Os gêneros de suspense e terror têm cada vez se limitado mais a produções que visam estabelecer apenas franquias, com doses de sustos e exageros usuais em quase todas os experimentos, a fim de contentar a plateia de forma mais objetiva. Por isso, é uma raridade quando surgem obras como Corra!, de Jordan Peele, que insere humor e críticas sociais em sua narrativa, e A cura. Esta mescla entre suspense e terror é idealizada por Gore Verbinski, cineasta que se tornou conhecido inicialmente por O chamado, sucesso de 2002, com Naomi Watts no papel de uma mulher que investigava a influência de uma menina na gravação de uma fita de vídeo com um recado nada animador para seus espectadores. Em seguida, ele iniciou a série Piratas do Caribe, na qual lançou Johnny Deep como um astro de blockbuster e com ele fez alguns episódios, antes de vencer um Oscar de melhor animação, com o interessantíssimo Rango, e se arriscar com a superprodução de faroeste O cavaleiro solitário, talvez seu filme mais fraco.

Não era de se esperar, principalmente depois de O cavaleiro solitário, que Verbinski conseguisse se relançar no gênero que o fez conhecido, mostrando a história de um jovem, Lockhart (Dane DeHaan, ótimo), que é enviado aos Alpes para trazer de volta o dono milionário da empresa onde trabalha, Roland Pembroke (Harry Groenr), em vista de um grande negócio. O milionário se encontra num centro de bem-estar, localizado no alto de uma montanha, quase inacessível, onde várias pessoas da terceira idade procuram uma determinada “cura”, e as imagens de Verbinski capturam o tamanho magistral da mansão como faz Kubrick com seu Hotel Overlook em O iluminado. Cada quadro do filme parece uma pintura, com cuidado e sofisticação no uso de cores, um trabalho primoroso de Bojan Bazelli. Assustador é o momento em que, chegando no vilarejo aos pés do castelo, o carro é atacado por jovens. Há lendas na região, segundo o motorista, sobre o lugar.
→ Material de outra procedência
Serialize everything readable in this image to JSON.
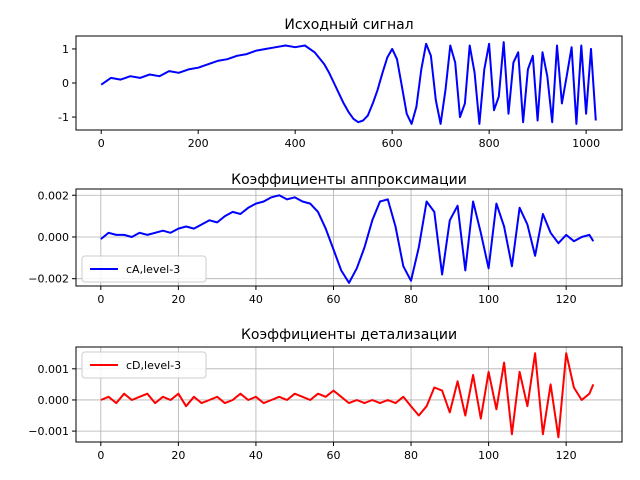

Chegando a ele, logo Lockhart percebe que há algo estranho, quando dificultam o seu acesso a Premboke, inclusive um dos médicos. Acaba voltando ao carro que o espera e pede para que siga até o hotel no vilarejo, quando ocorre uma capotagem. Quando acorda, o jovem está sendo cuidado num quarto, com a perna quebrada. Então, tudo começa a soar mais estranho ainda.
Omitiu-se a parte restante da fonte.